Cattle are not only objectively cute, they can also help with invasive species issues. These cattle had just been put into a pasture with an abundance of smooth brome (Bromus inermis), an invasive grass. They’ll graze it hard for a brief period of time and then be moved out to allow other plants to take over some of the territory released by the weakened brome plants.


Real World Example:

At my family prairie, we use cattle grazing for multiple purposes.  Our overall approach is the open gate rotational system, which creates really nice habitat heterogeneity and plant diversity.  However, I also tweak the open gate approach a little to particularly target smooth brome and sweet clover – two invasive plants.  The adjustments vary each year, based on what I see, but here’s what I did this year. 

When the cattle first came to the pasture in late April, rather than installing them in the first pasture of the open gate rotation, we instead had them spend about a week in each of the other three pastures first.  That allowed the cattle to grub down both the smooth brome and sweet clover, which were among their favorite plants at that time of year.  Once that quick rotation was done, we put them into the initial pasture of the open gate system.  By the end of the year, the cattle had access to three out of the four pastures, so they were hitting the sweet clover hard there, and any smooth brome that started to green up as well (not much this year, given how dry the late summer and fall were). 

In mid-October, when it was about time to pull the cattle out, I noticed that the fourth pasture (ungrazed except for the brief period in the spring) had a lot of big first-year sweet clover plants.  In order to knock back the vigor of those plants, and because I knew the cattle would see those big leafy legumes as a treat, I asked the lessee to put the cattle in that pasture for the last week of the season before pulling them out.  During that week, they hit the sweet clover hard, and nipped the tops off some other late-season plants.  However, the cattle were in for a short-enough period of time that they didn’t stomp down the tall vegetation structure, which will be good winter cover for wildlife. 

Sweet clover doesn’t seem to be a major invasive threat in this part of the state, but smooth brome certainly is.  In most years, their growth period and attractiveness to cattle are similar enough that I can lump them together when thinking about strategies.  Over the years, using cattle to particularly target those two species, while also focusing on the broader shifting habitat mosaic seems to make a winning combination.

At our family prairie, cattle help us create a wide range of habitat structure types, but also help suppress invasive plants.

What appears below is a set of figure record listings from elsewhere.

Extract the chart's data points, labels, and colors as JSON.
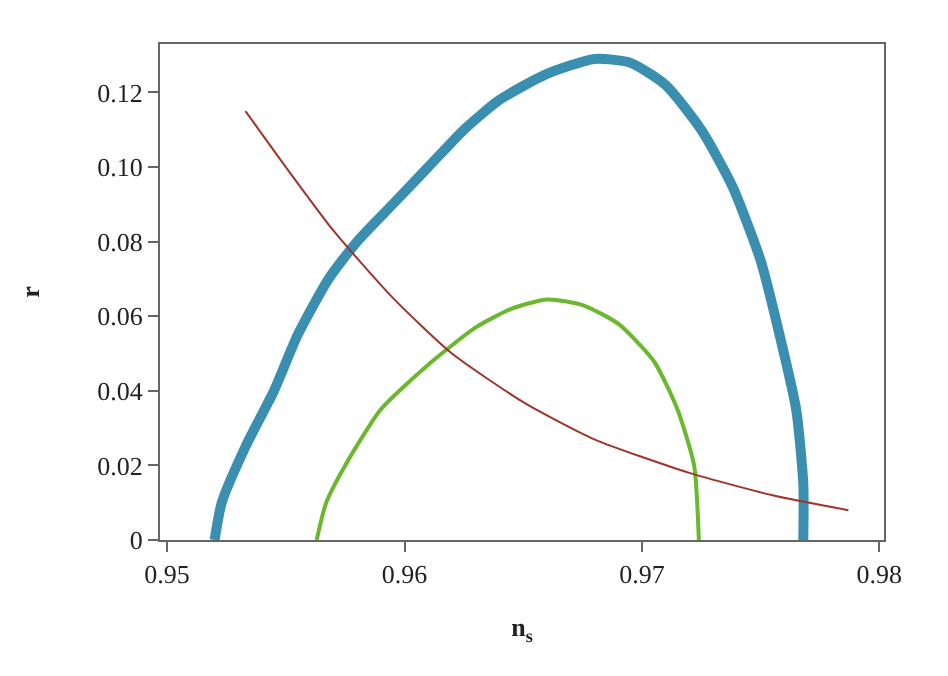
{
  "chart_data": {
    "type": "line",
    "xlabel": "n$_{s}$",
    "ylabel": "r",
    "xlim": [
      0.9497,
      0.9802
    ],
    "xticks": [
      0.95,
      0.96,
      0.97,
      0.98
    ],
    "ylim": [
      0,
      0.133
    ],
    "yticks": [
      {
        "value": 0,
        "label": "0"
      },
      0.02,
      0.04,
      0.06,
      0.08,
      {
        "value": 0.1,
        "label": "0.10"
      },
      0.12
    ],
    "marker": "none",
    "line_style": "solid",
    "series": [
      {
        "color": "#3a8fb0",
        "x": [
          0.952,
          0.9523,
          0.9533,
          0.9545,
          0.9555,
          0.9568,
          0.958,
          0.9595,
          0.961,
          0.9625,
          0.964,
          0.966,
          0.968,
          0.9695,
          0.971,
          0.9725,
          0.9738,
          0.975,
          0.9758,
          0.9765,
          0.9768,
          0.9768
        ],
        "values": [
          0,
          0.01,
          0.025,
          0.04,
          0.055,
          0.07,
          0.08,
          0.09,
          0.1,
          0.11,
          0.118,
          0.125,
          0.129,
          0.128,
          0.122,
          0.11,
          0.095,
          0.075,
          0.055,
          0.035,
          0.015,
          0
        ]
      },
      {
        "color": "#6ab82e",
        "x": [
          0.9563,
          0.9567,
          0.9575,
          0.959,
          0.961,
          0.963,
          0.9645,
          0.966,
          0.9675,
          0.969,
          0.9705,
          0.9715,
          0.9722,
          0.9724
        ],
        "values": [
          0,
          0.01,
          0.02,
          0.035,
          0.047,
          0.057,
          0.062,
          0.0645,
          0.063,
          0.058,
          0.048,
          0.035,
          0.02,
          0
        ]
      },
      {
        "color": "#a0342a",
        "x": [
          0.9533,
          0.955,
          0.957,
          0.9595,
          0.962,
          0.965,
          0.968,
          0.972,
          0.9755,
          0.9787
        ],
        "values": [
          0.115,
          0.1,
          0.083,
          0.065,
          0.05,
          0.037,
          0.027,
          0.018,
          0.012,
          0.008
        ]
      }
    ]
  }
}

Oh, and by the way, the income from the grazing lease helps pay off the mortgage and cover property taxes.

Design and Adapt Your Own Strategy:

Every prairie has its own unique challenges.  Grazing isn’t appropriate for every prairie, and if it is used, the approach needs to be specifically tailored to your site and objectives, and then adapted frequently as you watch and learn.  While there are lessons you can learn by talking to others, the way individual cattle respond to a particular plants at an individual site is hard to completely predict – and it tends to change year to year.  After all, you’re dealing with a bunch of sentient creatures that make their own decisions about what they want to eat, where they want to eat it, and where they want to poop, rest, and stomp around.

Because of the variability and somewhat unpredictability of grazing, it’s critically important not to be overly rigid in your expectations.  Remember that you can – and should – always adjust the next year’s grazing or other management based on what happened the previous year.  If you felt like the prairie was grazed harder than you wanted it to be, reduce the stocking rate the following year, or otherwise find ways to allow the site to recover.  Prairies are incredibly resilient and there is almost no way to completely screw up a prairie with a single year’s worth of grazing.  Be experimental, observant, and adaptable, and you’ll be just fine.